Frequently Asked Questions

What is the difference between DPI and PPI?

PPI (pixels per inch) refers to the pixel density of a digital image or screen — it describes how many pixels exist in one inch of the image file. DPI (dots per inch) is a print term describing how many ink dots a printer places per inch. In practice, when preparing images for print, you set your image's PPI to match the printer's DPI requirement (typically 300 for quality prints).

How many megapixels do I need for a quality print?

For a standard 4×6 inch photo at 300 DPI, you need about 2.1 megapixels. A high-quality 8×10 print requires roughly 7.2 megapixels. Large format prints (16×20 inches at 300 DPI) need around 28.8 megapixels. Most modern smartphones and DSLRs produce more than enough resolution for common print sizes.

What resolution should I use for web vs. print?

For web and screen display, 72–96 PPI is standard — higher resolution wastes bandwidth without visible benefit on screen. For home or office printing, 150–200 DPI is acceptable. For professional photo prints, 300 DPI is the industry standard. Large format banners and posters viewed from a distance can often use 100–150 DPI.

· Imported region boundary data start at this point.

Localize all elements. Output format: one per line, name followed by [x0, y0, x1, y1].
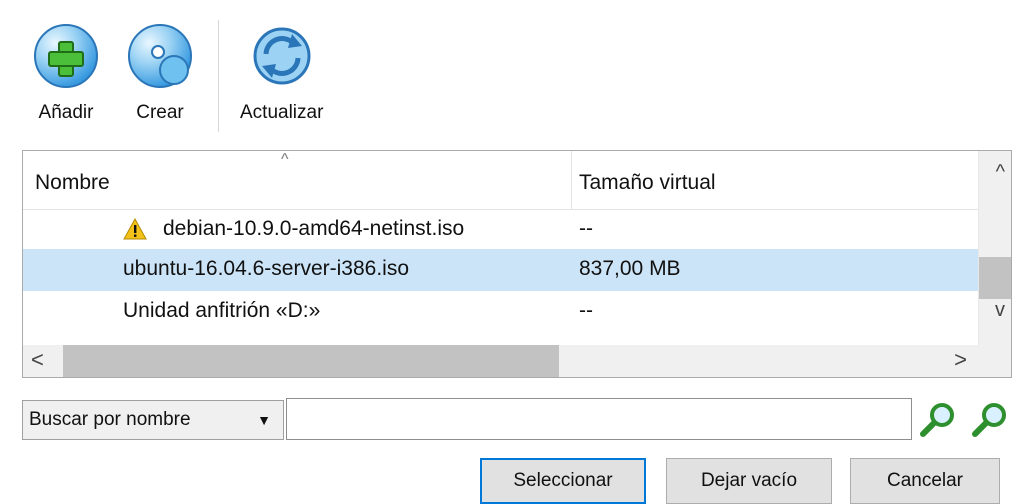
- create-button[interactable]: Crear: [128, 24, 192, 124]
- add-button[interactable]: Añadir: [34, 24, 98, 124]
- item-name: Unidad anfitrión «D:»: [123, 299, 321, 322]
- list-item[interactable]: debian-10.9.0-amd64-netinst.iso --: [23, 209, 981, 251]
- create-label: Crear: [136, 102, 184, 123]
- column-header-name[interactable]: Nombre: [35, 171, 110, 195]
- search-mode-select[interactable]: Buscar por nombre ▼: [22, 400, 284, 440]
- media-list[interactable]: ^ Nombre Tamaño virtual debian-10.9.0-am…: [22, 150, 1012, 378]
- vertical-scroll-thumb[interactable]: [979, 257, 1011, 299]
- scroll-right-icon[interactable]: >: [954, 347, 967, 373]
- clear-button[interactable]: Dejar vacío: [666, 458, 832, 504]
- scroll-corner: [979, 345, 1011, 377]
- add-label: Añadir: [38, 102, 94, 123]
- refresh-icon: [248, 24, 316, 88]
- vertical-scrollbar[interactable]: ^ v: [978, 151, 1011, 347]
- add-disk-icon: [34, 24, 98, 88]
- find-previous-icon[interactable]: [918, 400, 958, 449]
- column-header-size[interactable]: Tamaño virtual: [579, 171, 716, 195]
- list-item[interactable]: Unidad anfitrión «D:» --: [23, 291, 981, 333]
- item-name: ubuntu-16.04.6-server-i386.iso: [123, 257, 410, 280]
- list-header: ^ Nombre Tamaño virtual: [23, 151, 981, 210]
- item-name: debian-10.9.0-amd64-netinst.iso: [163, 217, 465, 240]
- column-divider[interactable]: [571, 151, 572, 209]
- find-next-icon[interactable]: [970, 400, 1010, 449]
- search-input[interactable]: [286, 398, 912, 440]
- toolbar-separator: [218, 20, 219, 132]
- sort-indicator-icon: ^: [281, 151, 289, 168]
- refresh-label: Actualizar: [240, 102, 324, 123]
- scroll-up-icon[interactable]: ^: [996, 161, 1005, 184]
- item-size: --: [579, 299, 593, 322]
- search-mode-label: Buscar por nombre: [29, 409, 191, 430]
- create-disk-icon: [128, 24, 192, 88]
- horizontal-scrollbar[interactable]: < >: [23, 345, 981, 377]
- scroll-down-icon[interactable]: v: [995, 299, 1005, 322]
- item-size: --: [579, 217, 593, 240]
- warning-icon: [123, 217, 147, 246]
- list-item-selected[interactable]: ubuntu-16.04.6-server-i386.iso 837,00 MB: [23, 249, 981, 291]
- dropdown-arrow-icon: ▼: [257, 412, 271, 428]
- refresh-button[interactable]: Actualizar: [240, 24, 323, 124]
- item-size: 837,00 MB: [579, 257, 681, 280]
- cancel-button[interactable]: Cancelar: [850, 458, 1000, 504]
- horizontal-scroll-thumb[interactable]: [63, 345, 559, 377]
- scroll-left-icon[interactable]: <: [31, 347, 44, 373]
- select-button[interactable]: Seleccionar: [480, 458, 646, 504]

How is megapixel count calculated?

Megapixels are calculated by multiplying the image width in pixels by the height in pixels, then dividing by one million. For example, a 4000×3000 pixel image is 4000 × 3000 = 12,000,000 pixels, or 12 megapixels.

How do I calculate the print size of my image?

Divide the pixel dimensions by the DPI to get the physical print size. For example, a 3000-pixel wide image at 300 DPI will print at 3000 ÷ 300 = 10 inches wide. Multiply by 2.54 to convert inches to centimetres (10 in × 2.54 = 25.4 cm).

What is a good aspect ratio for photos?

The most common aspect ratios are 3:2 (used by most DSLRs and matching standard 4×6 prints), 4:3 (compact cameras and many mobile devices), and 16:9 (widescreen, ideal for video and modern monitors). The best ratio depends on your intended output — print, social media, or video.

Why is the uncompressed TIF file so much larger than the JPG?

A TIF (TIFF) file stores every pixel's full color data without compression, making it lossless but very large. A JPG file uses lossy compression to discard some visual data, reducing file size by roughly 90% or more at 80% quality with minimal visible quality loss. For archiving and printing, TIF is preferred; for web sharing, JPG is more practical.

Can I increase DPI to improve print quality without a larger original file?

No — simply increasing the DPI setting in software without adding actual pixels is called upsampling or interpolation. It does not add real detail; the software guesses at new pixel values. True resolution improvement requires capturing or scanning the image at a higher pixel count. For best results, always start with the highest resolution original available.